Petrol and Diesel Prices May Fall as Cheaper Crude Reaches Refiners

Union Petroleum and Natural Gas Minister Hardeep Singh Puri has indicated that retail petrol and diesel prices in India could see a reduction in the near future. This potential relief depends on the arrival of lower-priced crude oil stocks at domestic refineries to replace existing high-cost inventories.

The Lag Effect: Why Prices Haven't Dropped Yet

While international crude oil markets have seen softer rates recently, Minister Puri clarified that consumers will not feel the impact immediately. Currently, Oil Marketing Companies (OMCs) are processing crude stocks that were purchased at significantly higher prices.

"At present, companies have stocks of crude oil bought at higher prices. When crude purchased at lower prices reaches them, there is a possibility of a reduction in fuel prices," Puri stated during a press conference in Sonbhadra, Uttar Pradesh. This lag is a standard operational reality in the refining sector, as companies must first exhaust existing expensive inventories before transitioning to cheaper raw materials.

Defending Fuel Price Stability Amid Global Volatility

Addressing concerns regarding inflation and rising transport costs, the Minister defended the government's pricing strategy. He highlighted that despite extreme geopolitical tensions—particularly in the West Asia region and near the Strait of Hormuz—India has managed to keep domestic fuel price volatility relatively contained.

Puri noted that the overall increase in petrol and diesel prices has been limited to approximately ₹7.60 per litre. To cushion the blow to the common man, the Modi government has previously reduced central excise duties in November 2021, May 2022, and more recently, effectively absorbing a burden of nearly ₹10 per litre on both fuels. Comparing India’s performance to the global stage, the Minister asserted that out of 193 UN member nations, only Japan has seen a lower increase in petroleum prices than India.

Financial Pressure on Oil Marketing Companies

The volatility in the global energy market is not just a consumer concern but a significant burden for OMCs. The Minister revealed that oil marketing companies are currently facing losses of approximately ₹1,000 crore per day.

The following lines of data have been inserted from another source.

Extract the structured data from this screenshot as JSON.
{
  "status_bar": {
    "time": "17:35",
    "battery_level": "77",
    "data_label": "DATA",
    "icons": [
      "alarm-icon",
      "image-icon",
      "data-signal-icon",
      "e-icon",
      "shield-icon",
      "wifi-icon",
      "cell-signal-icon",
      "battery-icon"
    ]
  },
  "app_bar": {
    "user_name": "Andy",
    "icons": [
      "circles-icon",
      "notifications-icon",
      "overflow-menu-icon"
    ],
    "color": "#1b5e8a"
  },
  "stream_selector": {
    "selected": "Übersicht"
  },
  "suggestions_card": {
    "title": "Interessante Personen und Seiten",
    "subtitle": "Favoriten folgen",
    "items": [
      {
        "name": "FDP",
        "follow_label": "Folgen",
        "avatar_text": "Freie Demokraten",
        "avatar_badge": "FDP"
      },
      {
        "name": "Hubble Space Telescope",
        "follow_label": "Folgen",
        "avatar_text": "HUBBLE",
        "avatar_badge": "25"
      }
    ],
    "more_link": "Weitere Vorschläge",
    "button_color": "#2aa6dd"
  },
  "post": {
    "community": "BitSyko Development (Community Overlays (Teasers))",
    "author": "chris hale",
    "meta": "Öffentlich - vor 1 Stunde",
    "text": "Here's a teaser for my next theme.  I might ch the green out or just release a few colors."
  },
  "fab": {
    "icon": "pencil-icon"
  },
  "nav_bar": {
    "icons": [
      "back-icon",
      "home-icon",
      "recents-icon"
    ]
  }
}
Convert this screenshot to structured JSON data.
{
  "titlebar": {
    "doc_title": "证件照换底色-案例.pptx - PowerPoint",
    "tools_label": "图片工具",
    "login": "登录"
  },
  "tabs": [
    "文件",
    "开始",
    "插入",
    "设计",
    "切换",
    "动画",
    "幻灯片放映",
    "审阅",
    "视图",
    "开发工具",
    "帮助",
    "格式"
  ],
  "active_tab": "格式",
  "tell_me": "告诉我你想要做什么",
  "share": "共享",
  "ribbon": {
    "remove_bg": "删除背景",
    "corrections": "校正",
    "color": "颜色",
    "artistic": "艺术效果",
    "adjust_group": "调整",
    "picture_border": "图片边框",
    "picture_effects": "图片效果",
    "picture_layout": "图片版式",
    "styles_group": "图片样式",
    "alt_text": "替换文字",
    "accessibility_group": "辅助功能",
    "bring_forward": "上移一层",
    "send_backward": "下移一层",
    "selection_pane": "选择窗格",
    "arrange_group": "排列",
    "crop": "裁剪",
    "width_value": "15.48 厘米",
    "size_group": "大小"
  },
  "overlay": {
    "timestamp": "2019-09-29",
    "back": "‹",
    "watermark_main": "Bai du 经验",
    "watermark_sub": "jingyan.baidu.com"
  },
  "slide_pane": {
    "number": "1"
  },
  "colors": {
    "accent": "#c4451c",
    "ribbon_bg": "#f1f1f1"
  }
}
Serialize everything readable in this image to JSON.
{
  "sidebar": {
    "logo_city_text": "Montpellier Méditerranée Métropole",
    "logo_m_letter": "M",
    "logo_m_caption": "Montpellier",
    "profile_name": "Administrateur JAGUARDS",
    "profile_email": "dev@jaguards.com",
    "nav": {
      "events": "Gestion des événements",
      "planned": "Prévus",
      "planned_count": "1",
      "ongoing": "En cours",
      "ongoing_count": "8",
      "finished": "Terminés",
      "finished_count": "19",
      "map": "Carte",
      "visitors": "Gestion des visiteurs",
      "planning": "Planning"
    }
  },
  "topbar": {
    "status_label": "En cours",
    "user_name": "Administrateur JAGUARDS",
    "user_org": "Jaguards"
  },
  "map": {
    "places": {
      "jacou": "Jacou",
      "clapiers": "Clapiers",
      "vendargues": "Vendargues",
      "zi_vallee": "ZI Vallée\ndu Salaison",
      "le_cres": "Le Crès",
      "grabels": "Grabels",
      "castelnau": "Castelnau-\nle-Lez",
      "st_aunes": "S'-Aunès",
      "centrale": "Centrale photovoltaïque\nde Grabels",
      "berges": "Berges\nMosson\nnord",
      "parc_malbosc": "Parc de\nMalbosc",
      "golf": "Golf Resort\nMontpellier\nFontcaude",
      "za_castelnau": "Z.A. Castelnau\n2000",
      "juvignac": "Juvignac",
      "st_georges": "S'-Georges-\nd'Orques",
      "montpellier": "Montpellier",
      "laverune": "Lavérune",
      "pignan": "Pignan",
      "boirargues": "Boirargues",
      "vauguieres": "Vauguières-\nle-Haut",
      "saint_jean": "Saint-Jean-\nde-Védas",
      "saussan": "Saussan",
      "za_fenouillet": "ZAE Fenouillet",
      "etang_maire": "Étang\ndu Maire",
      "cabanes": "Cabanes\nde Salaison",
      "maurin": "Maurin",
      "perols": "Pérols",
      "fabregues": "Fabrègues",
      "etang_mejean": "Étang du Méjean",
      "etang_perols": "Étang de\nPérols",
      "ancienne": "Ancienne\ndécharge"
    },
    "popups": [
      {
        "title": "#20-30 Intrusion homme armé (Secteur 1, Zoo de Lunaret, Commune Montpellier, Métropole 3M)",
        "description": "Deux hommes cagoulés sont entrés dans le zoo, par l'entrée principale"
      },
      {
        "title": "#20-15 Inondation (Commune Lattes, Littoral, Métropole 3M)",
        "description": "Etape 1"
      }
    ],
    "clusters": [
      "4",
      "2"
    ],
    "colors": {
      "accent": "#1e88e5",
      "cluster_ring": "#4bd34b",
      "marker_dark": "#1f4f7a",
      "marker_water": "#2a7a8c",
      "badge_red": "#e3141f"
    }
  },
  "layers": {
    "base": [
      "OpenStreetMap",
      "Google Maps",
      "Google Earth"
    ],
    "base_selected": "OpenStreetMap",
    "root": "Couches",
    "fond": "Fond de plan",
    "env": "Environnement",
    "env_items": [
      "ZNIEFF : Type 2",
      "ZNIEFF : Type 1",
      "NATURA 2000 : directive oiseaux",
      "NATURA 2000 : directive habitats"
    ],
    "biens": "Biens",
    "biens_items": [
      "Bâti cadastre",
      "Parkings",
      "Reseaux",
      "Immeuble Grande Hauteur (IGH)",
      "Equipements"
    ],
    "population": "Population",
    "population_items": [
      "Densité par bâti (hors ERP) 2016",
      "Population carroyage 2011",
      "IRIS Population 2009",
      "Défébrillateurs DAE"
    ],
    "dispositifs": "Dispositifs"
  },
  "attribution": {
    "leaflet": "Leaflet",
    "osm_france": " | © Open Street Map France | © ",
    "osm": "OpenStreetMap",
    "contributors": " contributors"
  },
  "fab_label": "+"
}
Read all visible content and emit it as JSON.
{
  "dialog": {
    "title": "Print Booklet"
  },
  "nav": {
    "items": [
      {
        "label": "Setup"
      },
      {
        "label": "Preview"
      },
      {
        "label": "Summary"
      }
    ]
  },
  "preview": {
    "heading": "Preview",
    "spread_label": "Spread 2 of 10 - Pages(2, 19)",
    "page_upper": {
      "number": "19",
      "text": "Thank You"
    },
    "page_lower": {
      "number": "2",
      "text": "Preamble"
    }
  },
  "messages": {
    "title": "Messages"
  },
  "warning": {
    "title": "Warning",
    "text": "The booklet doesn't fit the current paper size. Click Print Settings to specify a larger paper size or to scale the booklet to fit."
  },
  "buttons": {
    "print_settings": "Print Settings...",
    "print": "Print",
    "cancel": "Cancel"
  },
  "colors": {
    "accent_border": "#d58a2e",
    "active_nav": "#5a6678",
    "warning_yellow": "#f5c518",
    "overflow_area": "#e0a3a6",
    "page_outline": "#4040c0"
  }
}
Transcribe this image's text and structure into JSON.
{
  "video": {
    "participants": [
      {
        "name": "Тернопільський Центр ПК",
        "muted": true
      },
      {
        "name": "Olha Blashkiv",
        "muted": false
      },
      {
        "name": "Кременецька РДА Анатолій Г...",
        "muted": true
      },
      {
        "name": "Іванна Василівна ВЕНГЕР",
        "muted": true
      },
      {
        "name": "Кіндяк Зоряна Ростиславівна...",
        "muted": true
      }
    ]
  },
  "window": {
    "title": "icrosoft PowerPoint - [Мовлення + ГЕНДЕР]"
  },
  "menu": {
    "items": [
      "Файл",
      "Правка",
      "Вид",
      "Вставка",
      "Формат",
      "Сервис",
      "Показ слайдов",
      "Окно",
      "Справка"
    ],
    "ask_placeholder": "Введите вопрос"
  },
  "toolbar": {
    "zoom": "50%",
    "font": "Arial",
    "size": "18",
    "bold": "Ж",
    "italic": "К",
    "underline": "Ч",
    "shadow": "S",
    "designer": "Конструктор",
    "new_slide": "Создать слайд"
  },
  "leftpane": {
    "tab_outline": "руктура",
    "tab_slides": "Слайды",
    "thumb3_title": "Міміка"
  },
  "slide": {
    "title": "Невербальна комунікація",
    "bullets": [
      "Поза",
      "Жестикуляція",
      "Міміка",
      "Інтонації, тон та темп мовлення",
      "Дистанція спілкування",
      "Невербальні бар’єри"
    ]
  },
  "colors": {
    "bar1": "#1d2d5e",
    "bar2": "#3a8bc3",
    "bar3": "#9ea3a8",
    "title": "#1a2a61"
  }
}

Despite these massive daily losses, the government has actively worked to shield consumers from the full brunt of rising crude costs. Industry experts have pointed out that the combination of elevated crude prices and a weaker rupee continues to squeeze OMC margins, making the transition to cheaper crude vital for the financial health of the energy sector.

Key Takeaways

  • Delayed Relief: Retail fuel prices may decrease only once the current high-cost crude stocks are processed and replaced by cheaper imports.
  • Government Subsidy: The central government has absorbed nearly ₹10 per litre in excise duties to prevent drastic hikes in petrol and diesel prices.
  • OMC Losses: Oil marketing companies are currently navigating heavy financial strain, reporting daily losses of roughly ₹1,000 crore due to market volatility.